We are pleased to announce that Amelia Dale, Lecturer in Eighteenth-Century Literature at the Australian National University, will deliver the 53rd EARN public lecture online, titled “Romanticism and Real Estate” on Wednesday, 1 May 2024. All are welcome.
Speaker: Amelia Dale ( Lecturer in Eighteenth-Century Literature at the Australian National University)

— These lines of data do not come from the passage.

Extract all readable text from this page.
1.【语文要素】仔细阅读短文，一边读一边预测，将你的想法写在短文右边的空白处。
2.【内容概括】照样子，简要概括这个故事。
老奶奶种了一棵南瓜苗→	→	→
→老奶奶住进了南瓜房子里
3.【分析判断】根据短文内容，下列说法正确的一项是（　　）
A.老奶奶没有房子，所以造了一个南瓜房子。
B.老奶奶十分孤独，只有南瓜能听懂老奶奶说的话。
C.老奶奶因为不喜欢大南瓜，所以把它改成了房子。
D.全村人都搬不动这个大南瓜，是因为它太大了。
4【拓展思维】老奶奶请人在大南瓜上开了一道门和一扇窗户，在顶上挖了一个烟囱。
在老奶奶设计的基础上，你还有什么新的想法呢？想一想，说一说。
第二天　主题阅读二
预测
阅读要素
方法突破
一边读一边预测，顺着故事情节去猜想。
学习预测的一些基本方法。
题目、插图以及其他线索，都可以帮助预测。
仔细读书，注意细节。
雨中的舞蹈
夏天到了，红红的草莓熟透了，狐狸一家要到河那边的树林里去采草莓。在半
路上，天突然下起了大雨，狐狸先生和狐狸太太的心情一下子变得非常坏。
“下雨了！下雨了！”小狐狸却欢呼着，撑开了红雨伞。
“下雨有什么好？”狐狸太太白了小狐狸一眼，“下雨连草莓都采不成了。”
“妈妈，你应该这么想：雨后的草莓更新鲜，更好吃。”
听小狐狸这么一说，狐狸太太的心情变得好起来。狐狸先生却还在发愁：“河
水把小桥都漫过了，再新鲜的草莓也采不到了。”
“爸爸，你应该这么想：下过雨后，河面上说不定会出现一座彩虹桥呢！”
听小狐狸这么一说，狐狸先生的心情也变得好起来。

Title: Romanticism and Real Estate
Chair: Irene Chan (English, NCCU)
Time: 10- 12 am Wednesday 1 May 2024
Venue: Ji-Tao Building, Rm 340407 (季陶340407) / Online link: https://nccutw.webex.com/meet/johsu
Abstract:
Romantic-period literature intersects with the modern formation of contemporary markets for land through its celebration of the natural environment and water views. Reacting to the enclosure movement and mass urbanisation in England, Romantic literature rhetorically commodified “wild” and “natural” spaces, creating and popularising tropes for linguistically packaging land, tropes which continue to be deployed in real estate copy today. Jane Austen’s last novel Sanditon (1817) suggests that Romantic poetry celebrating the ocean contributed to the popularity of English seaside resort towns and impacted the viability of speculative coastal developments. This talk will attempt to trace the close interconnections between Romanticism and the modernisation of the land market in England, dwelling on Austen, Wordsworth, and culminating in the copy of infamous nineteenth-century auctioneer George Robins. Robins might be, for some scholars, the “father” of modern real estate advertising but he was also sardonically characterised in newspaper columns as a landscape poet. This talk argues that these two things are inseparable.
Bio:
Amelia Dale is Lecturer in Eighteenth-Century Literature at the Australian National University and co-edits The Shandean. She is author of The Printed Reader: Gender, Quixotism, and Textual Bodies in Eighteenth-Century Britain, and a range of articles on gender, genre, literature and the environment. Recent work appears in Romanticism, the Australian Humanities Review and the Edinburgh Companion to the Eighteenth-Century British Novel and the Arts. She is currently working with Nicola Parsons on a monograph on character and Harris's List of Covent Garden Ladies (1760-1794), and recent articles on the topic have appeared in The Library and Eighteenth-Century Fiction, with another forthcoming with The Eighteenth Century: Theory and Interpretation.